Na série Limite Oblíquo (2020), o artista Vicente de Mello dispõe sobre a mesa de luz, sua coleção de sedimentos orgânicos de ressacas, coletados durante anos, na praia de Itacoatiara, em Niterói. Tais composições transmutam-se em imagens que tem sua gênese ligadas aos choques de forças sobre o mar. A geometria da mesa de luz é a fonte luminosa homogênea, de superfície leitosa onde a disposição das ruínas da ressaca dissipa a luminosidade em direções oblíquas, impedindo que a luz alcance a lente da câmera digital, assim, reconfigurando contrastes a partir da obstrução da luminosidade.
O trabalho de Vicente começa a dar vida ao refugo do mar, que é nomeado, adquirindo contornos vívidos e evocando passeios por um horizonte que inclui personagens distintos, desde históricos e familiares, como Dorival, Virginia, Balthrop, Mendieta, Sambaqui Elisa; narrativas da antiguidade clássica, Minotauro, Homero, Eco, Arqueo; referenciais geográficos, Mangue, Guanabara, Espanha, Cipó, além de alusões à proto-história, Meteoro, Chumbo e 4.9 Milhões.

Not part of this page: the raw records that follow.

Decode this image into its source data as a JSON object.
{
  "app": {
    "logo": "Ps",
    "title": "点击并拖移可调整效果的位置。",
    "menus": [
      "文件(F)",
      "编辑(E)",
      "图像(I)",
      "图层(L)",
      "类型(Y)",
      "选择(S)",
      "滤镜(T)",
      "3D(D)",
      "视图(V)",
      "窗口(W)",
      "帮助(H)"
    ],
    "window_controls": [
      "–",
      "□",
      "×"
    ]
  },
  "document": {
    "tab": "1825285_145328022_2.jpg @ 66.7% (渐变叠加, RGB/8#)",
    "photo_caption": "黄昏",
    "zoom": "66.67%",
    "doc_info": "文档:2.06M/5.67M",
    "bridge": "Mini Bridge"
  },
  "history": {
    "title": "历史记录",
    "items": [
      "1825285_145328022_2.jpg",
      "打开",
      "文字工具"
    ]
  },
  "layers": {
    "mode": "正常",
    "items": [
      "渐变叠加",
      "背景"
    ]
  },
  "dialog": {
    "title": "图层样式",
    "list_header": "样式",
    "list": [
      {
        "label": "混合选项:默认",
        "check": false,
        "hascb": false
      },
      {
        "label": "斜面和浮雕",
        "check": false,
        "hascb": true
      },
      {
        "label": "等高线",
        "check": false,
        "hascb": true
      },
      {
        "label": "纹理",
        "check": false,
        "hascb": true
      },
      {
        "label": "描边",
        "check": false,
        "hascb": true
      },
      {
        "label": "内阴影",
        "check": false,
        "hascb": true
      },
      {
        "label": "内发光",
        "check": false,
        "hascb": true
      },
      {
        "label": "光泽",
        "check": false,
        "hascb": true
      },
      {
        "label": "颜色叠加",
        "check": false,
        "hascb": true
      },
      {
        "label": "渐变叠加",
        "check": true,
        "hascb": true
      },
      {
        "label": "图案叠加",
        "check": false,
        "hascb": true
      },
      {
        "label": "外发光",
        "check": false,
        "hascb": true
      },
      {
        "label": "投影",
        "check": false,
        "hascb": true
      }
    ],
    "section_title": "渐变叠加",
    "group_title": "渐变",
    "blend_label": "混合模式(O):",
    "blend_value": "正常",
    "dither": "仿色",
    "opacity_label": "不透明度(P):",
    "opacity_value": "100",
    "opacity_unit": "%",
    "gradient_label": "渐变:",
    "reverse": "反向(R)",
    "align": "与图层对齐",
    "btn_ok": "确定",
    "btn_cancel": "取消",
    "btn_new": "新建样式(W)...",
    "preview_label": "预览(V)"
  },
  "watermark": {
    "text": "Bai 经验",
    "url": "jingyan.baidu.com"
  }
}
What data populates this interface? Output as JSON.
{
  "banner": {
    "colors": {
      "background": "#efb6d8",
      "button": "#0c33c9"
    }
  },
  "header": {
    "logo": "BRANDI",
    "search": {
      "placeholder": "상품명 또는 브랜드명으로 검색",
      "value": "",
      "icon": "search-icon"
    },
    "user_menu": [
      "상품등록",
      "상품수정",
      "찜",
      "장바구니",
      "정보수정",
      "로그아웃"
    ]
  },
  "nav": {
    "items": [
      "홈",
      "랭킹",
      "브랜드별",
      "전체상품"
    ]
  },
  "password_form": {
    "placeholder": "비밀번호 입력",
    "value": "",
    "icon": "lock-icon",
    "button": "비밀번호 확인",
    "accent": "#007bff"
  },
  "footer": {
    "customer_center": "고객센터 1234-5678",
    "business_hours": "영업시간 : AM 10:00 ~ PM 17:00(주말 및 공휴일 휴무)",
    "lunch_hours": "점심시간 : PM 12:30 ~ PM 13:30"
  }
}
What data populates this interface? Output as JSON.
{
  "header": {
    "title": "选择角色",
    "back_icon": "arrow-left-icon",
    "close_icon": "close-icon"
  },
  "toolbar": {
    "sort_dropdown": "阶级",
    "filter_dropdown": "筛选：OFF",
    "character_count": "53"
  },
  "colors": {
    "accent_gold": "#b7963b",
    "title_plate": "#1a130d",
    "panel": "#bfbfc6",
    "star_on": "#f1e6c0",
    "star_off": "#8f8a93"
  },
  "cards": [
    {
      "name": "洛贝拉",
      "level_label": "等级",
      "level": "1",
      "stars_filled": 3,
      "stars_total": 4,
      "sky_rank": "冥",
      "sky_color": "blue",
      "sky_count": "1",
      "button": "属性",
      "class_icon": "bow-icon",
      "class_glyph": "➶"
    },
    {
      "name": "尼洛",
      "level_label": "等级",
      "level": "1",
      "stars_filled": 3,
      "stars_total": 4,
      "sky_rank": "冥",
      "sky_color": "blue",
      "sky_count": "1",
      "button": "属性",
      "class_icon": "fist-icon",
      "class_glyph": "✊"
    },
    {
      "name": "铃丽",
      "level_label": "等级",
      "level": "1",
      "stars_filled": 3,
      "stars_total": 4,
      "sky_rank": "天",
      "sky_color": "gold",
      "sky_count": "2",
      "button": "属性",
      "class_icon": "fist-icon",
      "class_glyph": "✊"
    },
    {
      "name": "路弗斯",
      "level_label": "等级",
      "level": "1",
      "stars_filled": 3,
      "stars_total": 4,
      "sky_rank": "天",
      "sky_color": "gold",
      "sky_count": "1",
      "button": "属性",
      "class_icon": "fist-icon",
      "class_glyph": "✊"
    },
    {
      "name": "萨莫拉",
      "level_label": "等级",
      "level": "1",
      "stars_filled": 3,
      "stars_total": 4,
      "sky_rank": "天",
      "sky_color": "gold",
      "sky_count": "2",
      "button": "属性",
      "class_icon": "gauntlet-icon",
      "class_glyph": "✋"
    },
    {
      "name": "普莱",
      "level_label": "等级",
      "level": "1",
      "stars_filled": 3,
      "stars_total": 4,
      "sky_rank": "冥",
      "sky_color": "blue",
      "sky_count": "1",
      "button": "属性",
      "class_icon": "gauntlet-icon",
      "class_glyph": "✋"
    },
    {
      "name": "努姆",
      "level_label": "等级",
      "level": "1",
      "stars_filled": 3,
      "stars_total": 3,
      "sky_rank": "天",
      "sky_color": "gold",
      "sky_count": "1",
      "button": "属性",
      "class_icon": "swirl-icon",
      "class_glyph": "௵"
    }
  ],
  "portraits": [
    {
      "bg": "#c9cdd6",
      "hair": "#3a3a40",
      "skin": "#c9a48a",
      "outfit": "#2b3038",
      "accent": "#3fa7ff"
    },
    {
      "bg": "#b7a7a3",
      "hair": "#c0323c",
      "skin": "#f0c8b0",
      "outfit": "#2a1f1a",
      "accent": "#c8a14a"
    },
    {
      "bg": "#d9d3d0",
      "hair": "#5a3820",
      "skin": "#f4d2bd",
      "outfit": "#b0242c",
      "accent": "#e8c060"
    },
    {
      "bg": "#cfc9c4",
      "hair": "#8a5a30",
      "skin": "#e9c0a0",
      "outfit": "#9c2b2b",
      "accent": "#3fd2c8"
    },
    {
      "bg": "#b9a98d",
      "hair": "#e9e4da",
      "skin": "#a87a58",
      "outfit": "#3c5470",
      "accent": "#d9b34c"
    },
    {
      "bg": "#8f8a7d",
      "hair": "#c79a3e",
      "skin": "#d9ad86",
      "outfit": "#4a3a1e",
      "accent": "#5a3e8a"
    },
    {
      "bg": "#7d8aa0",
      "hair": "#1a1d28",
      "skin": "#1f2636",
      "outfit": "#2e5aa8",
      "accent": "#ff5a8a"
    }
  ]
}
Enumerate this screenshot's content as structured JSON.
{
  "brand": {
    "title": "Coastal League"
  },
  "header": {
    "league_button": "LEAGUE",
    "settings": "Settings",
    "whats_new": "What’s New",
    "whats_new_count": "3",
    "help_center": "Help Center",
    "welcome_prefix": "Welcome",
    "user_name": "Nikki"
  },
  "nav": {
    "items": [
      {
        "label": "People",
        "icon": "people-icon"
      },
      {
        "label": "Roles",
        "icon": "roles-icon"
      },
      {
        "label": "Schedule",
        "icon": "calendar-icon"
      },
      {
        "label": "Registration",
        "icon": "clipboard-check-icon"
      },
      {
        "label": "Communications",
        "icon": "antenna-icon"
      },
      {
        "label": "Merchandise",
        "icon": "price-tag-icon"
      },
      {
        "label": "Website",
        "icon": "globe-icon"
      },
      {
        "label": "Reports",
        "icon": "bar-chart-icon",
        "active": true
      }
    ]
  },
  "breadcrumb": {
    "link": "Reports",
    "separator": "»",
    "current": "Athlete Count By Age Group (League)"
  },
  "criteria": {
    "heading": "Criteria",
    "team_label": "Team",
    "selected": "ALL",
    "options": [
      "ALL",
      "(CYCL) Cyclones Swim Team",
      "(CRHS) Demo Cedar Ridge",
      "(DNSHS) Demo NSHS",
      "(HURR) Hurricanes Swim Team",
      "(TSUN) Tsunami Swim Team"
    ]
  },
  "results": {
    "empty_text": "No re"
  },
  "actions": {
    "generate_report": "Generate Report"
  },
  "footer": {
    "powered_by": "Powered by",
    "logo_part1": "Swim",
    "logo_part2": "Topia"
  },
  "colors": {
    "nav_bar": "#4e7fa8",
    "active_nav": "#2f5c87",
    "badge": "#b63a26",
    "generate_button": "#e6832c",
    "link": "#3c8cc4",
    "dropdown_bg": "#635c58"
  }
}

Imagens de formas dramatizadas que, pensadas junto às ideias do antropólogo Arturo Escobar, evidenciam a emergência da necessidade de alargamento dos campos epistemológicos, distanciando-se das categorizações científicas oriundas da sistematização do saber empreendida ao longo da história moderna. Em Limite Oblíquo, a dilatação das vias de compreensão do mundo se vê sob uma ótica anti-hegemônica, crítica aos fundamentos científicos canônicos. Sua necessidade de fabulação concebe uma epopéia visual, onde os modos de narrar criam um caleidoscópio entre o real e o mitológico. Luz e escuridão continuam seguindo os fluxos que se reordenam a cada novo episódio criado, onde a singularidade e a diluição no horizonte de eventos se apresentam como cenas de um teatro de sombras.